Taus Makhacheva (b.1983, Moscow) creates works that explore the restless connections between historical narratives and fictions of cultural authenticity. Often humourous, her art considers the resilience of images, objects and bodies emerging out of stories and personal experiences. Her methodology involves the reworking of materials, landscapes and monuments, pushing against walls, opening up ceilings and proliferating institutional spaces with a cacophony of voices.

Makhacheva holds a BA in Fine Art from Goldsmiths, University of London (2007) and an MFA from the Royal College of Art (2013). Her work has recently been exhibited at the Biennial of Difficult Heritage, Volgograd (2021); Yokohama Triennale (2020); Lahore Biennale (2020); Kaunas Biennial (2019); Lyon Biennale (2019); Riga International Biennial of Contemporary Art (2018); Liverpool Biennial (2018); Manifesta (2018); Yinchuan Biennale (2018); Venice Biennale (2017); Garage Triennial of Russian Contemporary Art (2017); Shanghai Biennale (2016); Kyiv Biennial (2015); Sharjah Biennial (2013); and the Moscow Biennale (2011).

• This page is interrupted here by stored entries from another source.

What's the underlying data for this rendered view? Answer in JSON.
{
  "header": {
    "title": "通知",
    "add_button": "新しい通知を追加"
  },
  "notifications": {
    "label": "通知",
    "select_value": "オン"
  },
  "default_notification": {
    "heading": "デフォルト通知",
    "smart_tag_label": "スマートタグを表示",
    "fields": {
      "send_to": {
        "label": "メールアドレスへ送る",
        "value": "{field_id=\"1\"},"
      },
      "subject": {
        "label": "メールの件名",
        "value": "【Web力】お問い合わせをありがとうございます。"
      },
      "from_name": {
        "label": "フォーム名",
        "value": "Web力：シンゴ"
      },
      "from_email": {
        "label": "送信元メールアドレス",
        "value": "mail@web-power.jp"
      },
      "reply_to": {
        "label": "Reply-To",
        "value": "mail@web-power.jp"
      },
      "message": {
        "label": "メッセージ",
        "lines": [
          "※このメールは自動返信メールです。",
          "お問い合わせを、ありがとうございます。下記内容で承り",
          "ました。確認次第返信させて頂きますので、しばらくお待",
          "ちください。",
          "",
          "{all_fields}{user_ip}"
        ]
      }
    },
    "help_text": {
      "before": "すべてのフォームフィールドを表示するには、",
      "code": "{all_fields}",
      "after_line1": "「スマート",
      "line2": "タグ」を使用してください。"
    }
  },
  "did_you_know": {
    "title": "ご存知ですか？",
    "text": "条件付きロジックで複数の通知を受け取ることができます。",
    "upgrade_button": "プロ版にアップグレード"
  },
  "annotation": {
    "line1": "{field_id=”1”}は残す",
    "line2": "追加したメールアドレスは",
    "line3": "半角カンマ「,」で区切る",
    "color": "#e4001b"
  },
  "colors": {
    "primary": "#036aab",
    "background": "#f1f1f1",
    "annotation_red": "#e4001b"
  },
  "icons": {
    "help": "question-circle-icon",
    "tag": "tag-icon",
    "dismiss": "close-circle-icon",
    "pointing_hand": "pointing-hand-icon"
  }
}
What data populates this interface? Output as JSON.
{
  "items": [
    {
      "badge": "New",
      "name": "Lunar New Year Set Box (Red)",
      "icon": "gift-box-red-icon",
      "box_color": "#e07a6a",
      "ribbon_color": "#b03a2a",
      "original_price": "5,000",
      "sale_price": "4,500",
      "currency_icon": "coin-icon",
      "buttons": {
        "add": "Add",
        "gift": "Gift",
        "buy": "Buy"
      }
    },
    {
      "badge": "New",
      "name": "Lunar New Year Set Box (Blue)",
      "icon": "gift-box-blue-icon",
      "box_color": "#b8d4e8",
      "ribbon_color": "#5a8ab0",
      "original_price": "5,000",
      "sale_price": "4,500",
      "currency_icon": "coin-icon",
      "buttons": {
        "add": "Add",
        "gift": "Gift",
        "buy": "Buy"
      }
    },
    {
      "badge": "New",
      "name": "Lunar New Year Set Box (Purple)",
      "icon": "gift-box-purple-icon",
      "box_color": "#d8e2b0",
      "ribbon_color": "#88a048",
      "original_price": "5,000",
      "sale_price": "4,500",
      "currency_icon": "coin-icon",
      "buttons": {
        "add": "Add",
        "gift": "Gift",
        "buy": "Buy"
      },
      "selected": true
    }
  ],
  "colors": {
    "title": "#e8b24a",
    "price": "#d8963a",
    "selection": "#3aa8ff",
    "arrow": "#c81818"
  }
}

Her work is part of the permanent collections of the Art Gallery of Ontario, Toronto; Centre Pompidou, Paris; the P. S. Gamzatova Dagestan Museum of Fine Arts, Makhachkala; KADIST, Paris and San Francisco; Moscow Museum of Modern Art; Museum of Modern Art, Antwerp; Pushkin Museum, Moscow; Sharjah Art Foundation; Tate Modern, London; and Van Abbemuseum, Eindhoven.